Ein MAGNUS KONSENSUS ist nicht automatisch vorgegeben. Er ergibt sich, indem viele kritisch denkende Menschen auf ihn zuarbeiten. Im Mitdenken ergibt sich im besten Fall eine gemeinsame Überzeugung und damit eine immer größer Übereinstimmung, ein gleichsam wachsender MAGNUS KONSENSUS

Eine Übereinstimmung kritischer Menschen hat meistens eine lange Vorgeschichte, in der das Vernunftdenken eine tragende Erkenntnis entwickelt hat. Gerade auch im Denken ohne Gott fängt heute kein Mensch bei Null an. Er steht immer in einer langen faszinierenden Tradition kritisch denkender Menschen. Deshalb bedarf es immer wieder des Rückgriffs auf die Geistes- und Philosophiegeschichte, in der schon über die Welt und den Mensch ohne Gott Wesentliches vorausgedacht worden ist. Gemeinsame Überzeugungen entstehen gerade auch heute aufgrund ihrer Vorgeschichte.

(2) Ein MAGNUS KONSENSUS ergibt sich als Folge logischen Denkens.

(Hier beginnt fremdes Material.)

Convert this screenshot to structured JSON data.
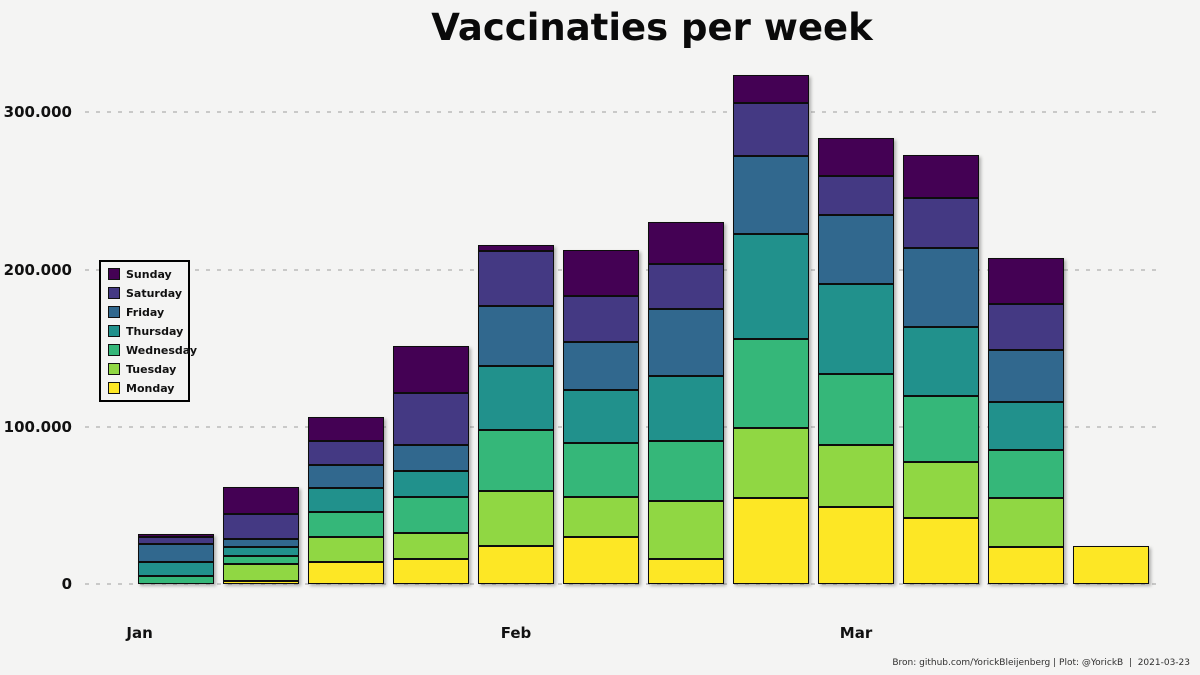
{
  "page": {
    "background": "#f4f4f3"
  },
  "header": {
    "title": "Vaccinaties per week"
  },
  "footer": {
    "credit": "Bron: github.com/YorickBleijenberg | Plot: @YorickB  |  2021-03-23"
  },
  "chart_data": {
    "type": "bar",
    "stacked": true,
    "title": "Vaccinaties per week",
    "xlabel": "",
    "ylabel": "",
    "x_unit": "week (12 weekly bars, Jan-Mar 2021)",
    "ylim": [
      0,
      330000
    ],
    "grid": "dashed horizontal gridlines",
    "legend_position": "left-middle, reverse stack order (Sunday top)",
    "y_ticks": [
      {
        "label": "0",
        "value": 0
      },
      {
        "label": "100.000",
        "value": 100000
      },
      {
        "label": "200.000",
        "value": 200000
      },
      {
        "label": "300.000",
        "value": 300000
      }
    ],
    "month_ticks": [
      {
        "label": "Jan",
        "week_index": 0,
        "offset_days": 3
      },
      {
        "label": "Feb",
        "week_index": 4,
        "offset_days": 0
      },
      {
        "label": "Mar",
        "week_index": 8,
        "offset_days": 0
      }
    ],
    "weeks": 12,
    "series": [
      {
        "name": "Monday",
        "color": "#fde725",
        "values": [
          0,
          2200,
          14200,
          15700,
          24400,
          30200,
          15900,
          54500,
          48900,
          41800,
          23400,
          24000
        ]
      },
      {
        "name": "Tuesday",
        "color": "#90d743",
        "values": [
          0,
          10600,
          15900,
          16600,
          34700,
          25000,
          36800,
          44600,
          39700,
          35700,
          31400,
          0
        ]
      },
      {
        "name": "Wednesday",
        "color": "#35b779",
        "values": [
          4900,
          4900,
          15900,
          22900,
          38900,
          34400,
          38200,
          56900,
          45200,
          42400,
          30200,
          0
        ]
      },
      {
        "name": "Thursday",
        "color": "#21918c",
        "values": [
          9100,
          5700,
          14900,
          17000,
          40800,
          34000,
          41400,
          66900,
          57100,
          43900,
          30800,
          0
        ]
      },
      {
        "name": "Friday",
        "color": "#31688e",
        "values": [
          11500,
          5300,
          14900,
          16400,
          37800,
          30300,
          42400,
          49200,
          43700,
          49900,
          33300,
          0
        ]
      },
      {
        "name": "Saturday",
        "color": "#443983",
        "values": [
          4300,
          15900,
          14900,
          32900,
          35500,
          29100,
          28700,
          33600,
          24800,
          31800,
          29300,
          0
        ]
      },
      {
        "name": "Sunday",
        "color": "#440154",
        "values": [
          1700,
          17000,
          15500,
          30100,
          3600,
          29300,
          27000,
          18000,
          24500,
          27600,
          28700,
          0
        ]
      }
    ],
    "week_totals": [
      31500,
      61600,
      106200,
      151600,
      215700,
      212300,
      230400,
      323700,
      283900,
      273100,
      207100,
      24000
    ]
  }
}
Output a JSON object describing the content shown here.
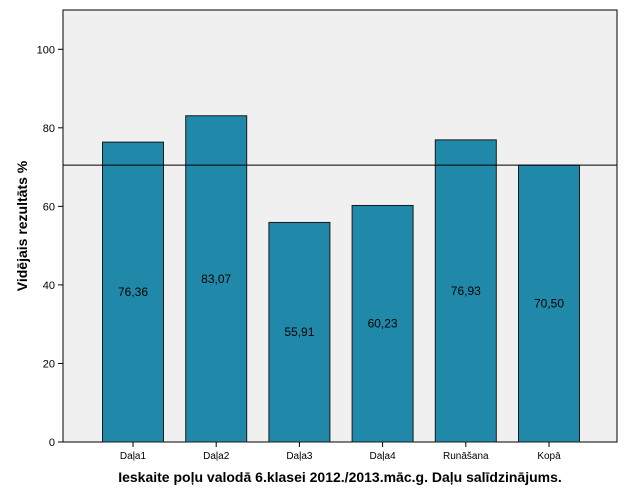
{
  "chart_data": {
    "type": "bar",
    "categories": [
      "Daļa1",
      "Daļa2",
      "Daļa3",
      "Daļa4",
      "Runāšana",
      "Kopā"
    ],
    "values": [
      76.36,
      83.07,
      55.91,
      60.23,
      76.93,
      70.5
    ],
    "data_labels": [
      "76,36",
      "83,07",
      "55,91",
      "60,23",
      "76,93",
      "70,50"
    ],
    "reference_line": 70.5,
    "title": "",
    "xlabel": "Ieskaite poļu valodā 6.klasei 2012./2013.māc.g. Daļu salīdzinājums.",
    "ylabel": "Vidējais rezultāts %",
    "ylim": [
      0,
      110
    ],
    "yticks": [
      0,
      20,
      40,
      60,
      80,
      100
    ],
    "grid": false,
    "legend": "none",
    "colors": {
      "bar_fill": "#2089a9",
      "bar_stroke": "#1a1a1a",
      "plot_background": "#f0f0f0",
      "reference_line": "#000000"
    }
  }
}
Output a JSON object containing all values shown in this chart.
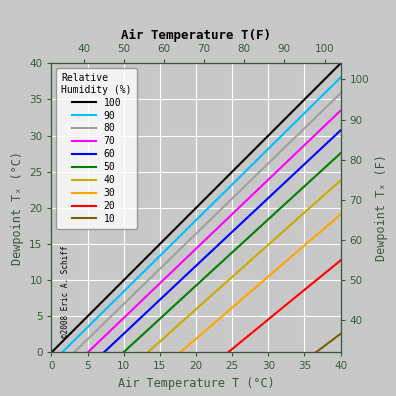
{
  "title_top": "Air Temperature T(F)",
  "xlabel_bottom": "Air Temperature T (°C)",
  "ylabel_left": "Dewpoint Tₓ (°C)",
  "ylabel_right": "Dewpoint Tₓ (F)",
  "annotation": "©2008 Eric A. Schiff",
  "legend_title": "Relative\nHumidity (%)",
  "humidity_levels": [
    100,
    90,
    80,
    70,
    60,
    50,
    40,
    30,
    20,
    10
  ],
  "colors": [
    "black",
    "#00bfff",
    "#a0a0a0",
    "magenta",
    "blue",
    "green",
    "#ccaa00",
    "orange",
    "red",
    "#7a6000"
  ],
  "T_C_min": 0,
  "T_C_max": 40,
  "T_C_step": 0.1,
  "background_color": "#c8c8c8",
  "plot_background": "#c8c8c8",
  "tick_color": "#3a5a3a",
  "label_color": "#3a5a3a",
  "title_color": "black",
  "figsize": [
    3.96,
    3.96
  ],
  "dpi": 100
}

Vergegenwärtigt und aktualisiert werden muss diese historische Substanz natürlich mit der ständigen Prüfung, ob das Vorhergedachte heute noch eine Bedeutung hat und welche. Von daher entsteht aus der Tradition heraus ein MAGNUS CONSENSUS erst dadurch, dass das Alte im Zeitgeist eine neue logische Gültigkeit gewinnt. Das aktuelle logische Denken entscheidend darüber, ob sich aus der Ideen- und Geistesgeschichte heraus ein Konsens erweist, oder ob dazu ganz gezielt im Kontra gedacht werden muss. Immer aber ist das Vorausgedachte natürlich eine wichtige Meßlatte für das eigene Denken.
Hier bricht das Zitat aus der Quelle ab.